La Ley de Murphy

La Ley de Murphy
Eloy M. Cebrián

viernes, 20 de febrero de 2015

Grey




El revuelo que se ha organizado en torno a las 50 sombras de Grey me da que pensar. Se dice que uno de los atractivos de la literatura (y también del cine) es que nos ofrece la posibilidad de vivir otras vidas de forma vicaria. En mi adolescencia me resultaba fácil y placentero involucrarme en las tramas y creerme un viajero del tiempo o un detective juvenil embarcado en la resolución de algún misterio. Incluso las novelas que leo ahora, cuyos personajes principales suelen ser tipos amargados de la vida y de vuelta de todo, me hacen sentir simpatía, solidaridad y cierto grado de identificación con los desahuciados protagonistas. En su día traté de leer las Sombras de Grey para ver qué había convertido ese libro en un éxito de ventas. No me gustó. Me pareció superficial y mal escrita, una especie de novela rosa en la que se alternaban algunas escenas de porno pedestre con interminables tontunas propias de adolescentes aquejadas de picor genital. Me hizo añorar aquellas novelas de Henry Miller que atesorábamos en nuestro piso de estudiantes, con su sexualidad sucia y visceral que, alimentada por nuestras hormonas en plena efervescencia, lograba ponernos como motos.
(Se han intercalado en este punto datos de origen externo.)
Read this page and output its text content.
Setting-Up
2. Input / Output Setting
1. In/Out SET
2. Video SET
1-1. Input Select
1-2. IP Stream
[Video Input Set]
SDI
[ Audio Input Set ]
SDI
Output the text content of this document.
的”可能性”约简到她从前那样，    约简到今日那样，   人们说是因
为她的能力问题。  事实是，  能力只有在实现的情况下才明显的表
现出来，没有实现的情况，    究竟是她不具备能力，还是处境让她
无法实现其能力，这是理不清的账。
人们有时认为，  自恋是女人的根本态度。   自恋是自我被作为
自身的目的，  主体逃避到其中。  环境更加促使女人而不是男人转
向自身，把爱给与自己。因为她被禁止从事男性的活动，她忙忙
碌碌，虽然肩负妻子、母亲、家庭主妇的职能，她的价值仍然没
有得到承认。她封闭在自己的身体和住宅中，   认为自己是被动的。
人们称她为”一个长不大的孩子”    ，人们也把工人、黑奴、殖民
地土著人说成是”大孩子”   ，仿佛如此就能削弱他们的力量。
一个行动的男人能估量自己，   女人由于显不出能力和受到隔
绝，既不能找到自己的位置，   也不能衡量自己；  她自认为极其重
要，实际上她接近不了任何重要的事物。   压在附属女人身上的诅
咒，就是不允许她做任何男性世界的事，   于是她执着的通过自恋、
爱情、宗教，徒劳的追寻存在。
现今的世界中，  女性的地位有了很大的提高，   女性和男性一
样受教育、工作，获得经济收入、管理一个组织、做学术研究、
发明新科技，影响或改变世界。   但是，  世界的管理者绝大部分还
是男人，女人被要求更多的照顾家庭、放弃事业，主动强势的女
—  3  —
Pero comprendo que al gran público le gusten las Sombras de Grey. A fin de cuentas no es otra cosa que pornografía barata disfrazada de novela más o menos respetable, y entiendo que su lectura puede encerrar un cierto consuelo en un país donde se folla poco y mal. Pero ¿qué pensarán las lectoras cuando vean la película y se den cuenta de que las han estafado, que el Grey de Hollywood es un pichafría con tableta de chocolate, y las guarradas de la novela, adaptadas al cine, se quedan en meros episodios de coitus interruptus?